A União Europeia enfrenta uma onda de críticas acerca das novas regras de IA que permitem o uso limitado do reconhecimento facial pelas autoridades, segundo o ‘Politico’.

Uma coligação de grupos de direitos digitais e do consumidor da América Latina, África e Ásia apela à proibição global de tecnologias de reconhecimento biométrico que permitem vigilância em massa e discriminatória por governos e empresas, alertando que o mundo poderá estar a caminhar para uma nova era de vigilância biométrica.

170 signatários de 55 países dirigiram ao bloco uma carta aberta, na qual defendem que o uso de tecnologias, como o reconhecimento facial em locais públicos, vai contra os direitos humanos e as liberdades civis.

“Mostra que organizações, grupos, pessoas, ativistas, de todo o mundo que se preocupam com os direitos humanos, concordam com este apelo”, refere Daniel Leufer, do grupo de direitos digitais Access Now dos EUA, um dos coautores do texto.

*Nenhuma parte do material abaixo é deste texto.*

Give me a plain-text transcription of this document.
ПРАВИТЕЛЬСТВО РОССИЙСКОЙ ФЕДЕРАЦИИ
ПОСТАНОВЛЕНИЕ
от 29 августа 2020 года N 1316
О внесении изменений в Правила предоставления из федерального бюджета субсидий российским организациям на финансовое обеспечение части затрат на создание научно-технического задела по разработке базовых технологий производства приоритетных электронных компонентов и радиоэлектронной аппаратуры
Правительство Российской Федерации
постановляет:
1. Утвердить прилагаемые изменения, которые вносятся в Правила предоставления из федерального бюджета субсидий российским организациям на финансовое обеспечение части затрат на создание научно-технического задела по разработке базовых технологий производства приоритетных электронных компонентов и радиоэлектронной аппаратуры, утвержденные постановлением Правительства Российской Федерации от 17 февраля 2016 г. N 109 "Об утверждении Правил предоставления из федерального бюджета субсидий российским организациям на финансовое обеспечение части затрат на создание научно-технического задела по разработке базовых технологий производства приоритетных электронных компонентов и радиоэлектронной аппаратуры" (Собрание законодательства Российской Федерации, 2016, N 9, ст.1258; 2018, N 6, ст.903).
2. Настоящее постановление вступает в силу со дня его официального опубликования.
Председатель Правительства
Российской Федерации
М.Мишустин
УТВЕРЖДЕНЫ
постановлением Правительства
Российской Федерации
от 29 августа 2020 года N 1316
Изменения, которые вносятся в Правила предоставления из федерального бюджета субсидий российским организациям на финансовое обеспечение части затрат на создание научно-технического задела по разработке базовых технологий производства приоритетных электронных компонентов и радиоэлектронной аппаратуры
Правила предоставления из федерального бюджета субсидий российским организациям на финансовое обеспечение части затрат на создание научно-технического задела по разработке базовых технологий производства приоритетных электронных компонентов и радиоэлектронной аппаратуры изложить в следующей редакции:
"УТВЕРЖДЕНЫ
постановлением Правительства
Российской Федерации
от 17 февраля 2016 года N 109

O manifesto surge numa altura em que a utilização da tecnologia de reconhecimento facial se está a generalizar, sendo, em parte, uma resposta ao projeto de lei da IA ​​da UE que restringe a prática, mas não a proíbe totalmente.

A Comissão Europeia tentou, aquando da apresentação das propostas de IA em abril, chegar a um meio-termo, entre garantir a privacidade dos cidadãos e proteger os governos que afirmam precisar da tecnologia para combater o terrorismo e o crime.

As regras proíbem sistemas de identificação biométrica, como reconhecimento facial em locais públicos para uso policial, com exceção dos “crimes graves”, que a Comissão relaciona com terrorismo. Contudo, os ativistas consideram essa classificação vaga, o que poderia abrir a porta para todos os tipos de vigilância com base em ameaças espúrias.